Trends in allogeneic transplantation for favorable risk acute myeloid leukemia in first remission: a longitudinal study of >15 years from the ALWP of the EBMT [Retrospective study]

Highlight(s):

In patients with favorable risk acute myeloid leukemia (AML), the tendency in the last decade has been to show an increased number of transplants in patients ≥60 years, higher rates of haploidentical donors, and graft-versus-host disease (GVHD) prophylaxis with post-transplant cyclophosphamide (PTCy). This resulted in better 3-year GHVD-free, relapse-free survival (GRFS) and reduced rates of chronic GVHD.

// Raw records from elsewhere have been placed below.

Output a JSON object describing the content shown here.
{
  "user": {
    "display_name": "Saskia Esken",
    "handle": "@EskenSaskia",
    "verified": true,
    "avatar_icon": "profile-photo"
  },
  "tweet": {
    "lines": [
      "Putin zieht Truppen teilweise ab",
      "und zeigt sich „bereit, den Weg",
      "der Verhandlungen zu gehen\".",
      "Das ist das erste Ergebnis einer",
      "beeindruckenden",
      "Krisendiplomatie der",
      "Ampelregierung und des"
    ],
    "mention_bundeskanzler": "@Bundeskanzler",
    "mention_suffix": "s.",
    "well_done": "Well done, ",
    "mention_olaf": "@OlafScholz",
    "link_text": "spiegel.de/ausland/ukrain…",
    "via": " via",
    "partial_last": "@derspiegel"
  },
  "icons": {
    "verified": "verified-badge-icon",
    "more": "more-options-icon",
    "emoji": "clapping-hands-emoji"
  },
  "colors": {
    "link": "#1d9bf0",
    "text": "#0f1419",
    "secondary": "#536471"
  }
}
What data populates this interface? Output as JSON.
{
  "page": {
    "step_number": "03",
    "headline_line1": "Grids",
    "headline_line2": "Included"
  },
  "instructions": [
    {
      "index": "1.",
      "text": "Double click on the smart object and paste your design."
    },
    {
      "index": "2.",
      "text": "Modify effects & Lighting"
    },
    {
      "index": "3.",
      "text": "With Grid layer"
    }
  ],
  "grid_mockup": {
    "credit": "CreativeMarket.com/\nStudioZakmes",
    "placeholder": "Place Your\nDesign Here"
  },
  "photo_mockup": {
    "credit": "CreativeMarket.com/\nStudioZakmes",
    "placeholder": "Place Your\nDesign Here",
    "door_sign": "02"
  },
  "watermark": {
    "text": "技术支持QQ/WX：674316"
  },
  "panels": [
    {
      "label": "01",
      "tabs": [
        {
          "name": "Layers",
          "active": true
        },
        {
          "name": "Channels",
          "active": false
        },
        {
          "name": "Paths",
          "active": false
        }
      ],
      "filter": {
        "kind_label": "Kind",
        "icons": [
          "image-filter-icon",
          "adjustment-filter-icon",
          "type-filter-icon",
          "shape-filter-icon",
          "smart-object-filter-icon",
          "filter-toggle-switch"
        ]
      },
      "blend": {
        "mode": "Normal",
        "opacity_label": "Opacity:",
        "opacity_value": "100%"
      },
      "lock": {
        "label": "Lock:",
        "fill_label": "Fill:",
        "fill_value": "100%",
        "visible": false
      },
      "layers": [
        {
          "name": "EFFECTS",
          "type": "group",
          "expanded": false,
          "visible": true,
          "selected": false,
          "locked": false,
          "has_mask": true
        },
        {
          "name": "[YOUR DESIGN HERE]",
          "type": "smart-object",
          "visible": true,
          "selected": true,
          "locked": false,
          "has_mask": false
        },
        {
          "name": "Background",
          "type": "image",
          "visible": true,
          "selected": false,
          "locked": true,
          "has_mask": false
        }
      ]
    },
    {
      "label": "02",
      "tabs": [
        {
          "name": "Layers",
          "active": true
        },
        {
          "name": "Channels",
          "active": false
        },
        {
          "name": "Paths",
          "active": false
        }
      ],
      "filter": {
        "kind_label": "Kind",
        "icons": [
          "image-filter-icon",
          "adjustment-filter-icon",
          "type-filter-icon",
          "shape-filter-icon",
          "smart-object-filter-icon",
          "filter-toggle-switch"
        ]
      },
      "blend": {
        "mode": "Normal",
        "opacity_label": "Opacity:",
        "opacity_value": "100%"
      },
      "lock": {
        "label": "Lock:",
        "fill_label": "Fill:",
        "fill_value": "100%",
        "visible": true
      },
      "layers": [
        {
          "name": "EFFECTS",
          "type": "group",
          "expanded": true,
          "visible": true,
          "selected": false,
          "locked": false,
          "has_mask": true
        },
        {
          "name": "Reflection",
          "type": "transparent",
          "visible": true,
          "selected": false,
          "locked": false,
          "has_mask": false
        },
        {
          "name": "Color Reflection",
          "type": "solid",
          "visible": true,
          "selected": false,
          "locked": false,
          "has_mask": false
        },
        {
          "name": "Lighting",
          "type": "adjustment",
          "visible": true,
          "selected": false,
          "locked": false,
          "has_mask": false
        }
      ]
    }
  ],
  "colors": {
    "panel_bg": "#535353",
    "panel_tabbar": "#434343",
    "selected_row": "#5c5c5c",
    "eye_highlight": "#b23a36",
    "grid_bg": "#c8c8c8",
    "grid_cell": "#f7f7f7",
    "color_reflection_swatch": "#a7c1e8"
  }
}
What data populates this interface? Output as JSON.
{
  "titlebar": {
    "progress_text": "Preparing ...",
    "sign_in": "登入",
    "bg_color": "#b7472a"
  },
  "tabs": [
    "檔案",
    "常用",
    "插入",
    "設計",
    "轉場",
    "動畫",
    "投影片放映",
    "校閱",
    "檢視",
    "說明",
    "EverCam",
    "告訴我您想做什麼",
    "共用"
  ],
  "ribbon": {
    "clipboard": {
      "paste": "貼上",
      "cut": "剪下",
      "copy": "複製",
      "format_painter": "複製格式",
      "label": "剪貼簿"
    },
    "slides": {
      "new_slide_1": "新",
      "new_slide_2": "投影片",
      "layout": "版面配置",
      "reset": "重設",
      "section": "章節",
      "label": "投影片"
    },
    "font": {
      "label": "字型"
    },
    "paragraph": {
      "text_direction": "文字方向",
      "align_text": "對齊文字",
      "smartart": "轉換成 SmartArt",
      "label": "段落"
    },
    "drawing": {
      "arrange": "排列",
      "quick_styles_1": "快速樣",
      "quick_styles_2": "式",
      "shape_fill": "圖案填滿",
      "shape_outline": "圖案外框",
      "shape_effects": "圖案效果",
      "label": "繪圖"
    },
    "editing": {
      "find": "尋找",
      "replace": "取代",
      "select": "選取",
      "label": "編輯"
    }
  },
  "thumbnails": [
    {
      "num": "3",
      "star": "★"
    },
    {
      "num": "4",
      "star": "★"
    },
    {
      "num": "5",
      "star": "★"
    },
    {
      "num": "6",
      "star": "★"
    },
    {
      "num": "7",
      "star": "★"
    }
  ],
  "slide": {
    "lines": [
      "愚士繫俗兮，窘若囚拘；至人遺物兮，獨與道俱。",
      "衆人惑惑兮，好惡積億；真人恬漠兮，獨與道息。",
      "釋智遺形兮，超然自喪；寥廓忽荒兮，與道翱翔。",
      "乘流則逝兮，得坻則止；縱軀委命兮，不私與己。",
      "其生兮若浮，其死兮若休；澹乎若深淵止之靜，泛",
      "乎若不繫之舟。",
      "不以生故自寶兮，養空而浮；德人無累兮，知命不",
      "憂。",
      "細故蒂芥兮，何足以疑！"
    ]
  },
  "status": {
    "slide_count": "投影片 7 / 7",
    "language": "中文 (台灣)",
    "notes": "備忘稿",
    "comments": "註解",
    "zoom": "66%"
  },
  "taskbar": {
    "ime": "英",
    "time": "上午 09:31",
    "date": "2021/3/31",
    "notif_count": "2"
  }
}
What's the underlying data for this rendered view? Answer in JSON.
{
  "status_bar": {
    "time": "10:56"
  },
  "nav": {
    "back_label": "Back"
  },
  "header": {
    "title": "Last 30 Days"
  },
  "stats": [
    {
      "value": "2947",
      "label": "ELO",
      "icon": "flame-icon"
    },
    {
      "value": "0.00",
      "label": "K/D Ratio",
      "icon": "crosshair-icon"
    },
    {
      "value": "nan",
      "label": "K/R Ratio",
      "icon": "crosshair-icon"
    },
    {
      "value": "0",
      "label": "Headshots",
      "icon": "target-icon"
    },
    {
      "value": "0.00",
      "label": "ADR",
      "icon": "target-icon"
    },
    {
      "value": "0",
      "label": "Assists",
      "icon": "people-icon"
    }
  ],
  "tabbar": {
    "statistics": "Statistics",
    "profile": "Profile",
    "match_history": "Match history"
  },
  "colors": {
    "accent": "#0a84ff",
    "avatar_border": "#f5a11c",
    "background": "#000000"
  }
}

Although hematopoietic stem cell transplantation (HSCT) is usually not indicated in favorable risk AML at first complete remission (CR1) as these patients  are generally considered to have a good prognosis, relapse occurs in 35–40%% of cases. Most evidence on the improvement in transplant outcomes for AML comes from patients with intermediate- and adverse-risk factors. For this reason, a retrospective and multicenter analysis of the dataset of the Acute Leukemia Working Party (ALWP) of the European Society for Blood and Marrow Transplantation (EBMT) evaluated the outcomes of HSCT in patients with favorable-risk AML (t (8:21), inv (16), and NPM1^mutFLT3^WT) in CR1, and compared them according to the period of transplant during three time periods: 2005–2009, 2010–2014, and 2015–2021. A total of 1850 patients met the inclusion criteria, comprising 526 with t (8:21), 625 with inv (16), and 699 with NPM1^mutFLT3^WT and normal karyotype. Two hundred and twenty-two were transplanted in 2005–2009, 392 in 2010–2014, and 1236 in 2015–2021. More patients ≥50 years were transplanted in the latest period with 52.7% vs. the two earlier periods, 27.9% and 32.1% (p<0.0001), and numbers for age ≥60 years were 25.4% in the 2015-2021 period vs. 8.1% and 11%, in 2005–2009 and 2010–2014, respectively (p<0.0001). Transplants from haploidentical donors increased from 5.9% in 2005–2009 and 2010–2014 to 14.5% in 2015–2021 (p 0.0001). GVHD prophylaxis with in vivo T-cell depletion or PTCy was more frequent in 2015–2021 compared to the other two periods (p<0.0001). The incidence of total chronic GVHD was reduced for transplants performed ≥2015 compared to those performed in 2005–2009 (hazard ratio [HR] =0.74, 95% interval confidence (CI): 0.56–0.99, p=0.046). Also, GRFS improved for patients transplanted in 2010–2014 vs. those transplanted in 2005–2009 (HR=0.74, 95% CI: 0.56–0.98, p=0.037). In conclusion, the recent improvements in the conditioning regimens, the introduction of reduced intensity conditioning, and GVHD prophylaxis with PTCy resulted in favorable outcomes in terms of better GRFS and lower rates of GVHD without impact on overall survival or non-relapse mortality.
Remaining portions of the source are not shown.